Where is the private sector?
UNDP resident representative says business community absent from climate change table
MANDEVILLE, Manchester — United Nations Development Programme (UNDP) Resident Representative in Jamaica Dr Arun Kashyap has noted a "conspicuous absence" of the private sector on the matter of climate change, even while efforts are being made by the Government and international organisations such as his to mainstream climate change issues
in national development priorities.
It was an observation also made by the Inter-American Development Bank and the Climate Investment Funds (CIF) at the CIF Partnership Forum in Montego Bay
last week, with both organisations underscoring the imporotance of private sector involvement in effectively helping vulnerable communities adapt to and mitigate the effects of climate change.
"With the private-sector becoming an integral actor in the national development process, it must become a proactive player in introducing efficiency and taking responsibility for reducing emissions and implementing adaptation initiatives in all areas of Jamaica's income-generating activities," Kashyap said.
To that end, the Government and the UNDP will be hosting a conference in Kingston later this month aimed at increasing the awareness of private sector leaders on the issues.
"...an unambiguous move towards managing risk, building resilience and strengthening preparedness does not happen by coincidence; it has to be a thoughtful choice that is reflected in the selected development pathway," said Kashyap.

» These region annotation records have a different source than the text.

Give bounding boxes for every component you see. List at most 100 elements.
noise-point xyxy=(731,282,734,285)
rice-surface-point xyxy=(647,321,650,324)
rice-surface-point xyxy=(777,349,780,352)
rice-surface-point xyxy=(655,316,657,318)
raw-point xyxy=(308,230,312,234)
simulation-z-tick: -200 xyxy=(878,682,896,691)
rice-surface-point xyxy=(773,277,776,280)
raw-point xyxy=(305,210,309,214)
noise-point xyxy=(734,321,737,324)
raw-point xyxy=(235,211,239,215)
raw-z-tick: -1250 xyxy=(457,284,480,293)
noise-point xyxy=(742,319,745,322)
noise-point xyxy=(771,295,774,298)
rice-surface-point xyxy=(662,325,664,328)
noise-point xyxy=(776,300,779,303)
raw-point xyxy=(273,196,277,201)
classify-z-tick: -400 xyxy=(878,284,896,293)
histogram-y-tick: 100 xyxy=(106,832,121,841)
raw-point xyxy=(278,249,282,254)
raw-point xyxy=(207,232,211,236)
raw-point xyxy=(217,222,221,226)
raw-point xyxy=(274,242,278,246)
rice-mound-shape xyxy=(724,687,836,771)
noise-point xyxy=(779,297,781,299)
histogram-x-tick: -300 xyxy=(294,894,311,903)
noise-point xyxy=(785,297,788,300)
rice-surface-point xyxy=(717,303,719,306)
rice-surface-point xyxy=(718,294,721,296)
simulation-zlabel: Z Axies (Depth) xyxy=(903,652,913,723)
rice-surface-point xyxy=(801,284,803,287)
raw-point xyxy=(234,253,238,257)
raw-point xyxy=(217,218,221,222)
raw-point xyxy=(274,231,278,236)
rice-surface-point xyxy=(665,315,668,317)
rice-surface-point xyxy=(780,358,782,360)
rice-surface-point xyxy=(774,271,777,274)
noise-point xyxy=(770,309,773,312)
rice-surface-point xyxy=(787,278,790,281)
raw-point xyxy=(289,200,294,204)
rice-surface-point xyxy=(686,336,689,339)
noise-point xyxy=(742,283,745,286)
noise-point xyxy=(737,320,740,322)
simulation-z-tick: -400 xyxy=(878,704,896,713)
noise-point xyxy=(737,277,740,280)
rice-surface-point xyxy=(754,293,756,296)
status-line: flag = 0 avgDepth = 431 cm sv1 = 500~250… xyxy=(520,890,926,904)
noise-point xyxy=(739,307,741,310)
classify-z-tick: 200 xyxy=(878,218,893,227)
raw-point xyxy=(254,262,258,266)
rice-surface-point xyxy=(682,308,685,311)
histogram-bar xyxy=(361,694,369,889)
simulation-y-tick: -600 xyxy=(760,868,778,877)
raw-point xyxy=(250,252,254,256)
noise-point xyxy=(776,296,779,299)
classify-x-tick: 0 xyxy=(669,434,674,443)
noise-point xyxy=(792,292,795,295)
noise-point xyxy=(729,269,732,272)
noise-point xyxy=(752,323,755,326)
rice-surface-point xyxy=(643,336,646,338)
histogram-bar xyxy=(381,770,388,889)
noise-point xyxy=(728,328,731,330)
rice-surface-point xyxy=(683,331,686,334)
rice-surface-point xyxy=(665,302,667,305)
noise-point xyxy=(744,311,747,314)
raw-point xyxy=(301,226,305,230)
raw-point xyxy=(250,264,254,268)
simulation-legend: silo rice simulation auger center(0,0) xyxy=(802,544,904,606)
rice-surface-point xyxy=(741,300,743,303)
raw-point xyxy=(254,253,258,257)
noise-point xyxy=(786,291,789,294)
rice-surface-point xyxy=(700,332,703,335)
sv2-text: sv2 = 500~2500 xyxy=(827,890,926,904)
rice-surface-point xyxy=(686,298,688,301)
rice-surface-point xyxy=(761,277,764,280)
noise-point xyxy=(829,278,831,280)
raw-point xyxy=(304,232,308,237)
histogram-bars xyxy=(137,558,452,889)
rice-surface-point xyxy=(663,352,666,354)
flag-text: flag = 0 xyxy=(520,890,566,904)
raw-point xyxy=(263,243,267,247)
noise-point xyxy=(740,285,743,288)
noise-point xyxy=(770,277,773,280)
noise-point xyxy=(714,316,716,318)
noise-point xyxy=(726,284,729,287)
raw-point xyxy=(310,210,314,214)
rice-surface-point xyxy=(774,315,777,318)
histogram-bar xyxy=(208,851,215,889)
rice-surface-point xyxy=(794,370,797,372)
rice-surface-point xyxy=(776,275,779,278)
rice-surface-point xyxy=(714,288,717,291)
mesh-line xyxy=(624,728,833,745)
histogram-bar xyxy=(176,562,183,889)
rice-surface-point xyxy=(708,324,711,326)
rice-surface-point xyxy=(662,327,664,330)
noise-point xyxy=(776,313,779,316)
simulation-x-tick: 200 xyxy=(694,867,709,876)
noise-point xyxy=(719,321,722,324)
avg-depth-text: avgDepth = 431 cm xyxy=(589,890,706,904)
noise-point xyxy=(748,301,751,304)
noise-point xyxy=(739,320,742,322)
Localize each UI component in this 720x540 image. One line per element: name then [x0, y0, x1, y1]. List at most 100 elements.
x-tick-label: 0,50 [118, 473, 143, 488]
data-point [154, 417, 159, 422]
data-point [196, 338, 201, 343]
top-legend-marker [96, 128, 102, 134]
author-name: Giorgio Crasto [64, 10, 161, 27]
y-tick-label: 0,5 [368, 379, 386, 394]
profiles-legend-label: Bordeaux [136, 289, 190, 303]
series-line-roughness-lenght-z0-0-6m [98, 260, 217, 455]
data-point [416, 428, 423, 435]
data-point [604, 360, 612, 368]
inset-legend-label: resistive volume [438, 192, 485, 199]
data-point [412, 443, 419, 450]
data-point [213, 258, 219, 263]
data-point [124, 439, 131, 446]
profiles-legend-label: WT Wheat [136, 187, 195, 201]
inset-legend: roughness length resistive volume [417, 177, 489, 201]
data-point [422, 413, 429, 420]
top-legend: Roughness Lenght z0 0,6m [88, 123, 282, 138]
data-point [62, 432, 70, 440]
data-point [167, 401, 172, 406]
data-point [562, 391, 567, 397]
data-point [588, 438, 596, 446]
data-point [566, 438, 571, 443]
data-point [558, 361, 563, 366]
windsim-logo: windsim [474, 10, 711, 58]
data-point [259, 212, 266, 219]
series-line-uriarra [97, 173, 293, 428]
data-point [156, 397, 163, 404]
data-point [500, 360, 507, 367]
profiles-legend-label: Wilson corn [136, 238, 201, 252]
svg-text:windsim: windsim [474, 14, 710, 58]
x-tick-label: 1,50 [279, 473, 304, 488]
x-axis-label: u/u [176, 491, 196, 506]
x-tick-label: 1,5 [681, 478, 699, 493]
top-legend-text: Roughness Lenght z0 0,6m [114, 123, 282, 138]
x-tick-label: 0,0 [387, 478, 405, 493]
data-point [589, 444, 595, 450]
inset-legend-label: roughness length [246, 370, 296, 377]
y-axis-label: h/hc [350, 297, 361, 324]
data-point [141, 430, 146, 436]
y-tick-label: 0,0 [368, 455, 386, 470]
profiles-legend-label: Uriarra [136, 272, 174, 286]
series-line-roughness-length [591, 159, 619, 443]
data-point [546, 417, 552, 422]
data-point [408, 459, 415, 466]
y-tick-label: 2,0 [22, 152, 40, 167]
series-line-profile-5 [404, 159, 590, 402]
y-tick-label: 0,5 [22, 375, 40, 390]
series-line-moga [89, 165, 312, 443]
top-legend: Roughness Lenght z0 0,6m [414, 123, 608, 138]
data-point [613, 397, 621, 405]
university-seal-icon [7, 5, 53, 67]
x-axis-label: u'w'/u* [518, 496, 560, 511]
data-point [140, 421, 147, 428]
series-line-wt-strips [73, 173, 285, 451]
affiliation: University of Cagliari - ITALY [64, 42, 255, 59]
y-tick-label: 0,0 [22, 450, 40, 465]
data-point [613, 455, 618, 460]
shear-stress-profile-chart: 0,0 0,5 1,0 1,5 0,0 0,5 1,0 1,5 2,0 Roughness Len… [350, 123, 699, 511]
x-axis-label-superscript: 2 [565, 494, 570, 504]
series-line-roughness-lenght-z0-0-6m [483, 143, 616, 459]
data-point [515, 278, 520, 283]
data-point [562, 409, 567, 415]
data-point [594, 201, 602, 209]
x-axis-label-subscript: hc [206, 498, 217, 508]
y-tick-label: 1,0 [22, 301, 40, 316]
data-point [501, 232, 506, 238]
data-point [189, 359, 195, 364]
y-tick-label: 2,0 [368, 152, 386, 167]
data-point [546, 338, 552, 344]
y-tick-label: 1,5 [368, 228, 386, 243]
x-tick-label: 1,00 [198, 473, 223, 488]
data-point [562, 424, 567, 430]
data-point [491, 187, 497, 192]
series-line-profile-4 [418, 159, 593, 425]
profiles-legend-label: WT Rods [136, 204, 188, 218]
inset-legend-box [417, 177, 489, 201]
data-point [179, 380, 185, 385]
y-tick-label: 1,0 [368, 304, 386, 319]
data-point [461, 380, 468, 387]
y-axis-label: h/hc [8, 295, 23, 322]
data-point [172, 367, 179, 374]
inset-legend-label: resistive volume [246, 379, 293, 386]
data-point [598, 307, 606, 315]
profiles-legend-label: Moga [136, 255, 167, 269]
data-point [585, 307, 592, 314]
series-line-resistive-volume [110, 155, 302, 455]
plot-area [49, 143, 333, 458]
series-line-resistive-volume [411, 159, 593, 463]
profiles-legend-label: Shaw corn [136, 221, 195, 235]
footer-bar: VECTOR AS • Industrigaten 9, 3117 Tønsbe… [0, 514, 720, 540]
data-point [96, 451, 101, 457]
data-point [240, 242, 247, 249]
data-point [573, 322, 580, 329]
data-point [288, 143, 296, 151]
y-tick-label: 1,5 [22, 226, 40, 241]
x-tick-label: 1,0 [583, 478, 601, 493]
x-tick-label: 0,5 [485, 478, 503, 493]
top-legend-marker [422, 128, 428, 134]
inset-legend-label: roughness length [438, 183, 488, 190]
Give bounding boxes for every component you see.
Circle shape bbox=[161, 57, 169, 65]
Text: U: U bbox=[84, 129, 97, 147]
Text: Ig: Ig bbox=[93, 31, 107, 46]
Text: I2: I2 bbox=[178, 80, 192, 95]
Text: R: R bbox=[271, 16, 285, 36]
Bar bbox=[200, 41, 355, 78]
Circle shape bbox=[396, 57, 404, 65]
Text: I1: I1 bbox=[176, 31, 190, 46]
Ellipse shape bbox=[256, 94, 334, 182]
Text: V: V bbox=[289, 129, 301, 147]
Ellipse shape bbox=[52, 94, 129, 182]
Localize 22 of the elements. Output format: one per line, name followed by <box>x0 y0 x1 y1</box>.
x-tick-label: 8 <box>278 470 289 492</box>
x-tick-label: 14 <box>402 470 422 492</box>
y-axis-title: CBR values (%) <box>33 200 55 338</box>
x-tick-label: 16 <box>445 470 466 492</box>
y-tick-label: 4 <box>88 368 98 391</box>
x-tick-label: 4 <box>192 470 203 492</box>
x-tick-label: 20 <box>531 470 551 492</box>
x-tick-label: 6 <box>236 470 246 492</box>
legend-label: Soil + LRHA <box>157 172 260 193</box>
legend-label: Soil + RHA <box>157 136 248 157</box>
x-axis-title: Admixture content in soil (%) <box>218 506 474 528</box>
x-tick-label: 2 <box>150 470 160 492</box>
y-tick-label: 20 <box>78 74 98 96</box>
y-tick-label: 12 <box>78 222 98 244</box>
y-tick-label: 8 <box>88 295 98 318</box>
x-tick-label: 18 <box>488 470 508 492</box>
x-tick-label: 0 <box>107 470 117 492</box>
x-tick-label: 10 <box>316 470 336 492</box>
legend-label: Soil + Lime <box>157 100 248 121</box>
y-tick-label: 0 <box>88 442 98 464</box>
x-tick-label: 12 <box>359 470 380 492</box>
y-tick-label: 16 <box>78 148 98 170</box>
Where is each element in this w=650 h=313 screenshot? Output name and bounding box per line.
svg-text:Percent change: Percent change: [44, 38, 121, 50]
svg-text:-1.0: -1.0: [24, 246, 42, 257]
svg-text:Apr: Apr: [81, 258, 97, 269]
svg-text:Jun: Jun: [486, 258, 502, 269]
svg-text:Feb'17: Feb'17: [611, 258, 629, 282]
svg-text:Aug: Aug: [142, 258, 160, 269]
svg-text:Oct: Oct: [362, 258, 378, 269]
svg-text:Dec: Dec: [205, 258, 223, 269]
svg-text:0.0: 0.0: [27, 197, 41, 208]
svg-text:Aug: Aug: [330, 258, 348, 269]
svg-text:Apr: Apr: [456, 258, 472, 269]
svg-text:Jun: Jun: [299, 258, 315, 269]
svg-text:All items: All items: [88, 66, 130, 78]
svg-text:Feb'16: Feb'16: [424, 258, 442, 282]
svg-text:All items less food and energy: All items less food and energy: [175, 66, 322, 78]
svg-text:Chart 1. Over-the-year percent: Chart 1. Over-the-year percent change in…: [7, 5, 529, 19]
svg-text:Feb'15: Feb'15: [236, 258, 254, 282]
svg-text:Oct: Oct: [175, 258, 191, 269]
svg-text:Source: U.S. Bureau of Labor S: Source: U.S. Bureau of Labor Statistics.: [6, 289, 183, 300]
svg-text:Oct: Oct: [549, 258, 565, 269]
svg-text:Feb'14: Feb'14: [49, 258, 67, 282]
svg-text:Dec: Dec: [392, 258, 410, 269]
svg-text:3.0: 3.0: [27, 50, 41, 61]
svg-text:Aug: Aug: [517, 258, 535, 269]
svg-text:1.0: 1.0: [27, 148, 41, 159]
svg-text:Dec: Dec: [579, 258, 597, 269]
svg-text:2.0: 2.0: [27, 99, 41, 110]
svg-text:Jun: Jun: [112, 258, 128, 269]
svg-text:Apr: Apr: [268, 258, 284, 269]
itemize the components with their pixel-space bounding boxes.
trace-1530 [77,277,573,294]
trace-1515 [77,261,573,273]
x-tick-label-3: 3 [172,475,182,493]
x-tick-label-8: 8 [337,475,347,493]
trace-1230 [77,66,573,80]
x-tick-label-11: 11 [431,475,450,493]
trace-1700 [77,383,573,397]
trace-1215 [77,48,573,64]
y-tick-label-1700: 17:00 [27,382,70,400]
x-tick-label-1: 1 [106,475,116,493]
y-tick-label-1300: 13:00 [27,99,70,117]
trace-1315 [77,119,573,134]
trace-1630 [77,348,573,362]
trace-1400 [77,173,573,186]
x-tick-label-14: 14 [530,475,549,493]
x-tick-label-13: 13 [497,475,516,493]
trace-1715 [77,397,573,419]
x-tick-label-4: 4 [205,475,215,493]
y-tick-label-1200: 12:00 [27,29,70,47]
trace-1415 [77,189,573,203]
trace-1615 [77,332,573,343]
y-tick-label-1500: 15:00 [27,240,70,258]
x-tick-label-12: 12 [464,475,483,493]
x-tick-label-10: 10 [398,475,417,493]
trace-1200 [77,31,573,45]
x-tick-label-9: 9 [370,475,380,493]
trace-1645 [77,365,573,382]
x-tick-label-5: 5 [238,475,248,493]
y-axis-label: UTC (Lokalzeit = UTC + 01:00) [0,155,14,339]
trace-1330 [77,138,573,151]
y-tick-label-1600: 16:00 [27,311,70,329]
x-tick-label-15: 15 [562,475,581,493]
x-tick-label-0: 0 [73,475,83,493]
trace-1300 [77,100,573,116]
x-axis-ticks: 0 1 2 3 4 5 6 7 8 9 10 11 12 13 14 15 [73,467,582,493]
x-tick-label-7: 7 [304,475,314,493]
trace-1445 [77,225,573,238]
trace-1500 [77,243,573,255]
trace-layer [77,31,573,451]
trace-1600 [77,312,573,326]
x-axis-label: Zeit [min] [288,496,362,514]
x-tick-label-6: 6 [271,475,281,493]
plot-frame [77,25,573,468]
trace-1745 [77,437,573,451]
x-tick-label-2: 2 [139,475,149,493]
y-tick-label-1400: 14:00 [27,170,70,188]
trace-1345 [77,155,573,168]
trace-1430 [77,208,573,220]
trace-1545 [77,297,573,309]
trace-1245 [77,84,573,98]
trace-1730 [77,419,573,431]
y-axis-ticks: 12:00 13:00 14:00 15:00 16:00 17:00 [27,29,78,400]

The UNDP representative said he was of the view that international funds available to mitigate and adapt to climate change would be more accessible to countries where the Government and private sector work actively with each other.
Kashyap, who was guest speaker at the 50th Anniversary and Presidential Installation Banquet for the Rotary Club of Mandeville on Saturday, added that stakeholder involvement globally and in Small Island Developing States such as Jamaica, is particularly important, as climate change is no longer an issue for a distant future.
He said that a recently released international study out of the University of Hawaii on global climatic tipping points has indicated that countries in the tropics will feel the first impact
of unprecedented elevated temperatures as early as within the next seven years.
Kingston, Kashyap said, was among the first cities highlighted to experience the rising temperatures.
Pointing to the frequency of natural catastrophic events such as floods, tropical storms, hurricanes and droughts, the UNDP rep said the country was impacted by 10 disaster events between 2001 and 2010, resulting in an approximate cost to the country of nearly $112 billion.
He suggested that climate change also presents an opportunity for the private sector, and argued that in order to remain competitive nationally, regionally and to strengthen its value chain links with international trading partners, businesses have to move with haste to educate themselves on the significant impact.